Lola, by Antonio Saura| ©jean louis mazieres
Lola, by Antonio Saura| ©jean louis mazieres

Antonio Saura was an author born in Huesca in 1930, precursor of the artistic movement of informalism in Spain. He, along with other authors, founded the group "El Paso" in Madrid, which brought together followers of this movement that began in 1951. A current that was characterized by painting through "stains".

After traveling to Paris, Antonio Saura began a series of works under this current. Many of them are in the Reina Sofia but the most outstanding is the one called Lola.

It is an almost abstract representation of a woman through thick strokes and stains in black on white.
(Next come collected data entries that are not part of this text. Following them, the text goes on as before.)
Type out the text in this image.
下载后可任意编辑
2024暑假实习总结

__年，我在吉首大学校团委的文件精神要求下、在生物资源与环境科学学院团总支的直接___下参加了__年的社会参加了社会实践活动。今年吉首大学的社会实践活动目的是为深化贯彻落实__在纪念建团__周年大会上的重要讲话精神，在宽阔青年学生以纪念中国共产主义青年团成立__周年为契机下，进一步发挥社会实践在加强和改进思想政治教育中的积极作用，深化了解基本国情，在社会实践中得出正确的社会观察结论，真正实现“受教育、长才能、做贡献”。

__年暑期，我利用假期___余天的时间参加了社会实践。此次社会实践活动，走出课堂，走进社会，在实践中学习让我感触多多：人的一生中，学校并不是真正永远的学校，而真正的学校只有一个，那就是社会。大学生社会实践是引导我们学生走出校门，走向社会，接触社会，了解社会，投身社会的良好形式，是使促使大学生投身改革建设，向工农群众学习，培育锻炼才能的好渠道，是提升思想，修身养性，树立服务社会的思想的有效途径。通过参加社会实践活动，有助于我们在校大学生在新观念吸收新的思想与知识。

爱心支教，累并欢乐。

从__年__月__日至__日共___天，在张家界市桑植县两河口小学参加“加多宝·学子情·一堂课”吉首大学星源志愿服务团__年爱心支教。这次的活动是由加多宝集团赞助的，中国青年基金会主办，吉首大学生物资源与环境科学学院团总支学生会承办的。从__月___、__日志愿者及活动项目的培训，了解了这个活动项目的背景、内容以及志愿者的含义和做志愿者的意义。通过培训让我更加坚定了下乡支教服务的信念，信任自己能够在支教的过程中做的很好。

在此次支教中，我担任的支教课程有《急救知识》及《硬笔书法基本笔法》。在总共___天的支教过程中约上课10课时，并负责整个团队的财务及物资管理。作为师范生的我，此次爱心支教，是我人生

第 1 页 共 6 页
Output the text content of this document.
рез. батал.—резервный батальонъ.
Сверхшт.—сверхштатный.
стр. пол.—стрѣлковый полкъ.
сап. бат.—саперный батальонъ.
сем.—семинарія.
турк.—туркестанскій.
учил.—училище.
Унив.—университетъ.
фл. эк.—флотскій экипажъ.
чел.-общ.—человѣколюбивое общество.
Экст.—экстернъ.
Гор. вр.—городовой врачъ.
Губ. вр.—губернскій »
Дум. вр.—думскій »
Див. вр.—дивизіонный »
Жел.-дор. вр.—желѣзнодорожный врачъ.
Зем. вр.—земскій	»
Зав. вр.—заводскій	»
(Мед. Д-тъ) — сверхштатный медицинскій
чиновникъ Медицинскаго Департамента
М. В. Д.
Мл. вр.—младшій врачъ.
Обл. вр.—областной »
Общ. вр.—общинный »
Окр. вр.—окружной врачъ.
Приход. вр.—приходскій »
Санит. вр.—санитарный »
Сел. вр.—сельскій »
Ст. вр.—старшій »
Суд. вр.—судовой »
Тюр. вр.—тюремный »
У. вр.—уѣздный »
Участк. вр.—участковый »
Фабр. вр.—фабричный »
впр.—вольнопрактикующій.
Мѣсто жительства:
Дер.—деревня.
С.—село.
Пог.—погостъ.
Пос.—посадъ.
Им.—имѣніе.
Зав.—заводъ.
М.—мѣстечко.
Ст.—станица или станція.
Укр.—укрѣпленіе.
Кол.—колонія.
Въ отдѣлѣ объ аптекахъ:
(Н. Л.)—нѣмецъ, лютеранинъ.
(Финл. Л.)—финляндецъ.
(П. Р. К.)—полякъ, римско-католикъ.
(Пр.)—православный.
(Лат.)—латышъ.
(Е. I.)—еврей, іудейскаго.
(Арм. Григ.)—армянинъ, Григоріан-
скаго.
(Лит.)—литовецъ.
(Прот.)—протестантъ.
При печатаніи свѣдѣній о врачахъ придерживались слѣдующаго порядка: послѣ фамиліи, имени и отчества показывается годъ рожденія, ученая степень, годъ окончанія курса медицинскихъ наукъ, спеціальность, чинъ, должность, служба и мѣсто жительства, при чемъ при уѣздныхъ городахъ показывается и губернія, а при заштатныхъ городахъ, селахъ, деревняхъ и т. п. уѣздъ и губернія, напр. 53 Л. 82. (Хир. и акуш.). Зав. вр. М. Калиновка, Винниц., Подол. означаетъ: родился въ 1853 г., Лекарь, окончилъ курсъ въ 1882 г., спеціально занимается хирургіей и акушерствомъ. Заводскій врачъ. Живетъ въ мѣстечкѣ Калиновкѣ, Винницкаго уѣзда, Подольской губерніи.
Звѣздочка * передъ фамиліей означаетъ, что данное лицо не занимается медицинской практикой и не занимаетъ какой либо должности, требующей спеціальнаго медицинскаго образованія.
One of the most relevant works of informalism in Spain.

  • Author: Antonio Saura
  • Date: 1956
  • Location: Room 406 of the Reina Sofía.

11. Cards and dice by Georges Braque

Playing cards and dice by Georges Braque| ©JoJan
Playing cards and dice by Georges Braque| ©JoJan

Georges Barques is a French author whose career was parallel to that of Pablo Picasso until 1914, when he enlisted to fight in the First World War. Upon his return Braque took a different path than Picasso.

The canvas of Cards and Dice is a representation of the games of chance of the time and has the value of being one of the last works of Georges in which he shares aesthetics with Picasso. The painting depicts different games of chance such as cards and dice in an oval on a table with a complex composition.

  • Author: Georges Braque
  • Date: 1914
  • Location: Room 204.01 of the Reina Sofia.